4 out of 5
…Not just because of the quality of this one series, but the experience of reading it in general, I am reminded why I continue buying up all the things in the Mignolaverse. Because there’s a lot going on – a lot – and timelines jumping back and forth, so yeah, I generally don’t really know much of what’s going on beyond whichever story I’m currently reading. I’ll have a vague grasp of how it slots into the big picture, but I mean the BIG picture, like on a really high level. The nuance of the network is totes beyond me. So when a week passes and there’s magically 3 Hellboy titles on the rack or something and I don’t hesitate to buy them all, as I flip through the pages at home I sometimes question – should I be reading all of these? Am I enjoying them? And then there are tons of titles that have blended the Hellboy concept of separate storylines in miniseries (meaning not necessarily a long-running narrative) with the Big Two publisher idea of making an ongoing easily collectible for trades – recently The Sixth Gun comes to mind, and how Bunn has attempted to expand upon his world arc by arc. A ton of books use some form of this structure now, and I can identify with those when it’s sort of shaky, so I again ask myself if I’m just blind to some lacking in the HB world.

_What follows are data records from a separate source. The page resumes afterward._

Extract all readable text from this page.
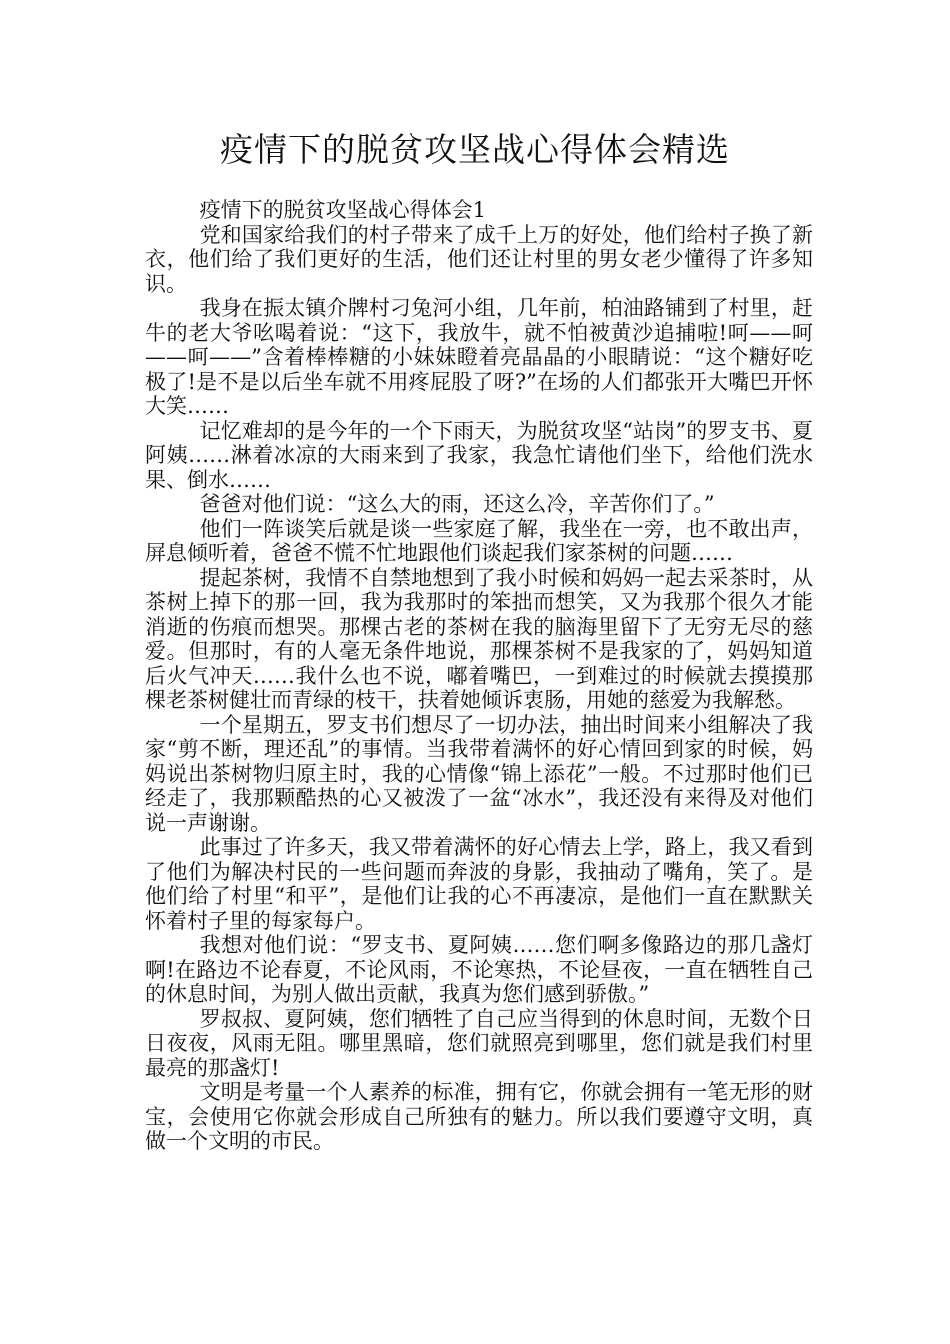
疫情下的脱贫攻坚战心得体会精选

疫情下的脱贫攻坚战心得体会1

党和国家给我们的村子带来了成千上万的好处，他们给村子换了新衣，他们给了我们更好的生活，他们还让村里的男女老少懂得了许多知识。

我身在振太镇介牌村刁兔河小组，几年前，柏油路铺到了村里，赶牛的老大爷吆喝着说：“这下，我放牛，就不怕被黄沙追捕啦!呵——呵——呵——”含着棒棒糖的小妹妹瞪着亮晶晶的小眼睛说：“这个糖好吃极了!是不是以后坐车就不用疼屁股了呀?”在场的人们都张开大嘴巴开怀大笑……

记忆难却的是今年的一个下雨天，为脱贫攻坚“站岗”的罗支书、夏阿姨……淋着冰凉的大雨来到了我家，我急忙请他们坐下，给他们洗水果、倒水……

爸爸对他们说：“这么大的雨，还这么冷，辛苦你们了。”

他们一阵谈笑后就是谈一些家庭了解，我坐在一旁，也不敢出声，屏息倾听着，爸爸不慌不忙地跟他们谈起我们家茶树的问题……

提起茶树，我情不自禁地想到了我小时候和妈妈一起去采茶时，从茶树上掉下的那一回，我为我那时的笨拙而想笑，又为我那个很久才能消逝的伤痕而想哭。那棵古老的茶树在我的脑海里留下了无穷无尽的慈爱。但那时，有的人毫无条件地说，那棵茶树不是我家的了，妈妈知道后火气冲天……我什么也不说，嘟着嘴巴，一到难过的时候就去摸摸那棵老茶树健壮而青绿的枝干，扶着她倾诉衷肠，用她的慈爱为我解愁。

一个星期五，罗支书们想尽了一切办法，抽出时间来小组解决了我家“剪不断，理还乱”的事情。当我带着满怀的好心情回到家的时候，妈妈说出茶树物归原主时，我的心情像“锦上添花”一般。不过那时他们已经走了，我那颗酷热的心又被泼了一盆“冰水”，我还没有来得及对他们说一声谢谢。

此事过了许多天，我又带着满怀的好心情去上学，路上，我又看到了他们为解决村民的一些问题而奔波的身影，我抽动了嘴角，笑了。是他们给了村里“和平”，是他们让我的心不再凄凉，是他们一直在默默关怀着村子里的每家每户。

我想对他们说：“罗支书、夏阿姨……您们啊多像路边的那几盏灯啊!在路边不论春夏，不论风雨，不论寒热，不论昼夜，一直在牺牲自己的休息时间，为别人做出贡献，我真为您们感到骄傲。”

罗叔叔、夏阿姨，您们牺牲了自己应当得到的休息时间，无数个日日夜夜，风雨无阻。哪里黑暗，您们就照亮到哪里，您们就是我们村里最亮的那盏灯!

文明是考量一个人素养的标准，拥有它，你就会拥有一笔无形的财宝，会使用它你就会形成自己所独有的魅力。所以我们要遵守文明，真做一个文明的市民。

Thus when ‘Vampire’s final issue released, I got out the beginning of the series and read it in one go, my now general practice for these arcs that take a few months to complete. And who knows what the duff kinda crazy sauce Mignola’s team is on, but I was reminded – yet again, yet again – that I keep reading this because of how cohesive it is and yet how you can read each individual book without a shred of understanding of whatever tapestry from which it’s drawn and still enjoy it and understand it, so rich is the world and the characters and the whole ‘school’ of moody, shadow-heavy art that the Hellboy artists sidle up to.
Right?
‘Kay. So ‘Vampire’ picks up on some other B.P.R.D. threads (from the 194- dated ‘flashback’ B.P.R.D. series) and follows the put-upon Agent Anders in his quest to maybe find out about the spirits infecting him and maybe also to kill some vampires… whether borne of his own desire or his occulty insides, so do we see over the course of the five issues. And yes, the series stumbles in some places. It has an excellent lead-in that sets the stage without over-informing and also does that magical Mignola thing of sounding totally legit (the benefit of assumed years of gathering details for use in these stories), but leaves a couple details between the panels that doesn’t quite sync with Mike’s skilled compressed dialoguing. — On a side note, in the letter cols, I’m noticing that they refer to Bá and Moon as the writers, even though the credits lead one to believe they’re co-writers. The same goes for Arcudi, referencing his own writing on Abe Sapien. So I’m starting to wonder if, aside from the purposeful shift the art goes through the enter Hellboy-land, if Mike mostly lays out structure and ideas for all these billions of books and then leaves the actual scripting up to whomever is listed as co-author. Either way, stumbles or not, it still has that flair of Mikeness to it, so… yeah. Crazy sauce. End of site note. — And toward the end of the series, issue 4 delivering a penultimate battle and 5 the aftermath, some of our creepy sense of build-up is of course lost, but the imagination to the art and the resonance of the final page makes it satisfying on the whole.
Special nod to the opening dream sequence of floating bodies – several letter writers mentioned how amazing these panels were and I must agree. Similarly, I found myself closing the books and then studying the covers afterward. I love when the books look cool beforehand but then gain more effect after the story is absorbed.
Essentially a monster story, but there’s enough plot meat here to make it required reading for those following the Mignolaverse. But you already own it, yeah?